Review: Muppets Most Wanted
Kids? Leave the room. I need to talk to your parents for a second.
Are they gone? Good.
Look, we all know that The Muppets aren’t real, right? They’re pieces of fuzzy cloth with hands shoved inside them. They’re one of the few childhood fantasies that we have allowed to perpetuate into the modern era, like Santa Claus, or retirement. They make our children feel better. Hell, they make us feel better. But it is vitally important that we remember that the only reason we give a damn about The Muppets is because Jim Henson and those who now continue his legacy have treated them like real living beings, with real personalities and real souls. If we want this lie to continue, we have to pretend that we’re not lying about it, and so we have to do at least a little better than Muppets Most Wanted.
Muppets Most Wanted is not the worst Muppets movie. Muppets Most Wanted isn’t even a bad Muppets movie. But it is a step in the wrong direction. The previous film, The Muppets, was accused of fanboy idolatry but at the very least it was honest about its affections. It was made by people who loved The Muppets, and it was a film very much about those Muppets: their history, their future, their relationships and their gentle, reassuring ethos that every problem can be solved by putting on a show.
But there’s another kind of Muppet movie: the repertory Muppet movie. These stories don’t really matter to The Muppets themselves, and instead settle for plopping Jim Henson’s creations into absurd situations or literary adaptations because, in theory, it’s slightly funnier that way. The events of Muppet Treasure Island aren’t important to The Muppets; they’re just putting on a show. The Great Muppet Caper is a self-aware screwball comedy homage that, without The Muppets playing the all the leading roles, would have been about on par with At Long Last Love.
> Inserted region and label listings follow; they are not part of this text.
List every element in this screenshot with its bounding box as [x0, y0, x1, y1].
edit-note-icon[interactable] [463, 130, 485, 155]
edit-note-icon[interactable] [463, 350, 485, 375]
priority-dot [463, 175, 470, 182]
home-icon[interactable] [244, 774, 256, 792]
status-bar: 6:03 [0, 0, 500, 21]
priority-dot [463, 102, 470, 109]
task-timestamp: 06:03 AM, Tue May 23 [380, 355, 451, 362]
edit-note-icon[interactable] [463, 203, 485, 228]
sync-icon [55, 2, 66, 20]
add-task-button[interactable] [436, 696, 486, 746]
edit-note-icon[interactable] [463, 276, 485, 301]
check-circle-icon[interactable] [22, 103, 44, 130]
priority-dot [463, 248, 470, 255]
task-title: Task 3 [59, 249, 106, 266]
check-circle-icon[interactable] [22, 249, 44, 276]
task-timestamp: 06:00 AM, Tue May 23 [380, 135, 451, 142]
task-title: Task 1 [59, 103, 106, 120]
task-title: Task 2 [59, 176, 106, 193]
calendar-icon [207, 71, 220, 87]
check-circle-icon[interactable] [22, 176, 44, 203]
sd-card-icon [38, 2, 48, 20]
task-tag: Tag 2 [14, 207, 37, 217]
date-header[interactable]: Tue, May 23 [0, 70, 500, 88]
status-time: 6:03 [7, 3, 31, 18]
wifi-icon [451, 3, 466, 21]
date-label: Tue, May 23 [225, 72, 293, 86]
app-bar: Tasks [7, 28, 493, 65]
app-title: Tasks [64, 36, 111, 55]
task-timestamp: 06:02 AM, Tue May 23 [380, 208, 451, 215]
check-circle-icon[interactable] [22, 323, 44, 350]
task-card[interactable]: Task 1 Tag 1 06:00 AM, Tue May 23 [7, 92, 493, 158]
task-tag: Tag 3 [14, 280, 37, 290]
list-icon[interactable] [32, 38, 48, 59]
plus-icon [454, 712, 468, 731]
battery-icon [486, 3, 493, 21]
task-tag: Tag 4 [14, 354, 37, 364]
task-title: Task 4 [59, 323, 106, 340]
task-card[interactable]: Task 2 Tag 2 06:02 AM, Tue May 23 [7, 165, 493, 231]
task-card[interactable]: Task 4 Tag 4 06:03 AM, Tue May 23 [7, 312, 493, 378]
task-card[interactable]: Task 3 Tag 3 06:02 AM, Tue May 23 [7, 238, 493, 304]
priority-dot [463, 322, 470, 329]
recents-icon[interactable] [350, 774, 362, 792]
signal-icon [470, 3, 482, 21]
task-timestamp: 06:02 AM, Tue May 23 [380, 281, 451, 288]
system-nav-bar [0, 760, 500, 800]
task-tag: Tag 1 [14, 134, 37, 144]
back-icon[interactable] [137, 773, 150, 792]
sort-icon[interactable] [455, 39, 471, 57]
The filmmakers were doing their best to approximate a specific comedic style, but made no effort to craft believable characters in the process.
Sometimes these repertory movies work, but only when The Muppets seem invested in the material. The Muppet Christmas Carol has oodles of heart because the story warrants their involvement and actually makes demands of them as performers. But a film like Muppets Most Wanted does not. It places The Muppets in silly situations with contrived dangers, and although the jokes are for the most part very funny, there’s no soul to it. It’s the exact sort of cash-in sequel that the Muppets make fun of themselves for being a part of in the opening musical number.
The plot revolves around an evil Kermit lookalike name Constantine who takes Kermit’s place as the director of The Muppet Show with the help of their new agent Dominic Badguy (Ricky Gervais). Kermit gets shipped off to a Siberian gulag in Constantine’s place, but none of The Muppets notice his absence because Constantine – despite his outrageous Russian accent – gives them everything they want. He lets Gonzo do his most dangerous stunts, he lets Dr. Teeth & The Electric Mayhem indulge in hour-long drum solos, and he even agrees to marry Miss Piggy after years of waffling on the part of her real paramour. Constantine and Badguy are just using The Muppets’ European tour as a cover for their crimewave, and of course Kermit has to escape the clutches of his amorous captor Nadya (Tina Fey) before Constantine marries Miss Piggy and steals the Crown Jewels.
Director James Bobin and his co-writer Nicholas Stoller riddle Muppets Most Wanted with clever jokes about Constantine’s terrible Kermit impressions and the buddy cop duo on his tail, played by Sam Eagle and Ty Burrell, but the jokes and the plot never use The Muppets as a starting point. Kermit and Miss Piggy’s relationship is just an excuse for a suspenseful climactic “will they or won’t they” wedding, and Kermit’s relationship with the rest of The Muppets is strained for no other reason than the plot suddenly demands it. Poor Constantine is bestowed with a great character trait – a master criminal with stage fright – but the joke goes nowhere, and is swiftly forgotten after an initial disastrous performance.
Who The Muppets are, and what they are about, is insignificant to Muppets Most Wanted. After the enormous effort director James Bobin took to make these characters matter again in The Muppets, after years of slumming in exactly this kind of trifle (far less funny though they were), this can only be seen as a step backwards for both the characters and the franchise. So little care is taken to preserve the integrity of The Muppets that even though the opening number concludes with an explanation about why this film will is titled Muppets Again, it transitions immediately to the only recently-changed title Muppets Most Wanted.
After one successful comeback, The Muppets have already fallen prey to the meaningless cash-in mentality that made it necessary to comeback in the first place. Humor, no matter how funny, has won out over the beloved creations and all the efforts made to make them feel real. What we most want is The Muppets themselves, and if the films aren’t going to do more with them, maybe we should start wanting something else.